The FTC should focus on harms to competition, not to competitors, and “will not consider non-economic factors, such as whether the practice harms small business or whether it violates public morals, in deciding whether to prosecute conduct as an unfair method of competition,” Wright said. Conduct that harms competition and consumers “typically does so through increased prices, reduced output, diminished quality, or weakened incentives to innovate,” he said. “Perhaps the most relevant evidence is evidence that the challenged conduct has a harmful impact on price or output."
FTC Chairwoman Edith Ramirez reiterated that Wright’s policy statement contains “his personal views and not the views of the agency as a whole.” The agency “is a collegial and consensus-based body,” she said in a statement. “Any commissioner is free to articulate his or her views on topics of interest to the agency."

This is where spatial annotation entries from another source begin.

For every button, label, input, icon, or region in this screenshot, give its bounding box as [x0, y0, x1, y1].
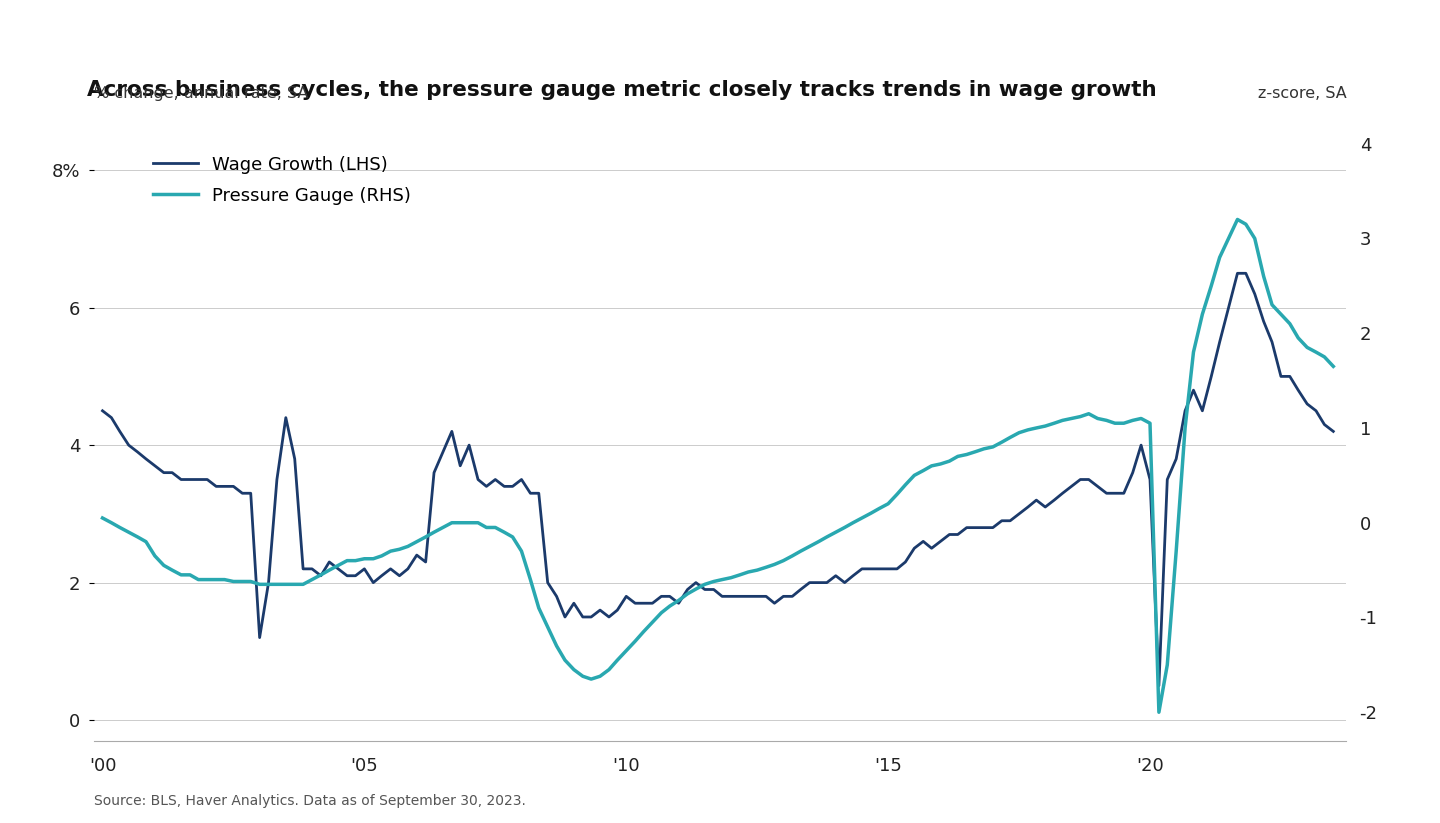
Wage Growth (LHS): [1194, 406, 1211, 416]
Pressure Gauge (RHS): [1325, 361, 1342, 371]
Text: Across business cycles, the pressure gauge metric closely tracks trends in wage : Across business cycles, the pressure gau…: [88, 80, 1156, 100]
Pressure Gauge (RHS): [740, 567, 757, 577]
Pressure Gauge (RHS): [1194, 309, 1211, 319]
Wage Growth (LHS): [469, 475, 487, 485]
Wage Growth (LHS): [94, 406, 111, 416]
Text: z-score, SA: z-score, SA: [1257, 86, 1346, 101]
Line: Pressure Gauge (RHS): Pressure Gauge (RHS): [102, 220, 1333, 712]
Pressure Gauge (RHS): [897, 480, 914, 490]
Wage Growth (LHS): [871, 564, 888, 574]
Wage Growth (LHS): [1228, 268, 1246, 278]
Pressure Gauge (RHS): [1228, 215, 1246, 225]
Pressure Gauge (RHS): [871, 504, 888, 514]
Pressure Gauge (RHS): [1151, 707, 1168, 717]
Pressure Gauge (RHS): [94, 513, 111, 523]
Wage Growth (LHS): [897, 557, 914, 567]
Wage Growth (LHS): [1325, 426, 1342, 436]
Wage Growth (LHS): [1151, 681, 1168, 690]
Text: % change, annual rate, SA: % change, annual rate, SA: [94, 86, 308, 101]
Wage Growth (LHS): [740, 592, 757, 602]
Pressure Gauge (RHS): [469, 518, 487, 528]
Line: Wage Growth (LHS): Wage Growth (LHS): [102, 273, 1333, 686]
Text: Source: BLS, Haver Analytics. Data as of September 30, 2023.: Source: BLS, Haver Analytics. Data as of…: [94, 794, 526, 808]
Legend: Wage Growth (LHS), Pressure Gauge (RHS): Wage Growth (LHS), Pressure Gauge (RHS): [153, 156, 412, 205]
Pressure Gauge (RHS): [687, 584, 704, 594]
Wage Growth (LHS): [687, 578, 704, 588]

Wright’s proposed policy statement “boils down to minimizing error costs,” said TechFreedom Senior Fellow Geoffrey Manne in a statement. “Antitrust regulators should err on the side of allowing competition to play out in all its messiness -- and intervene only where they can show that real harm will occur.” TechFreedom President Berin Szoka called the policy statement “long overdue.” It “recognizes that the costs of getting it wrong increase as technology accelerates” and demands “regulatory humility about deeming innovative modes of competition that are legal under antitrust to be unfair under Section 5,” he said.
American Antitrust Institute President Albert Foer is “dubious” that Wright’s statement will lead to a consensus at the FTC for interpreting Section 5 authority, he told us by email. “If there were a consensus that a clear framework for interpreting Sec. 5 is desirable or feasible, it probably would already have happened.” Wright’s discussion of cognizable efficiencies is “deeply problematic,” Foer said. “There are real difficulties in trying to nail down what types of efficiencies should be considered, what the appropriate time period should be, how to put a value on future predictions of efficiency, and what inefficiencies ought to be netted out against efficiency gains -- not to mention the problem of whether a small efficiency should outweigh a large anticompetitive harm.” Foer said Wright has “added significant new tinder to a long-smoldering controversy over the potential of Section 5.”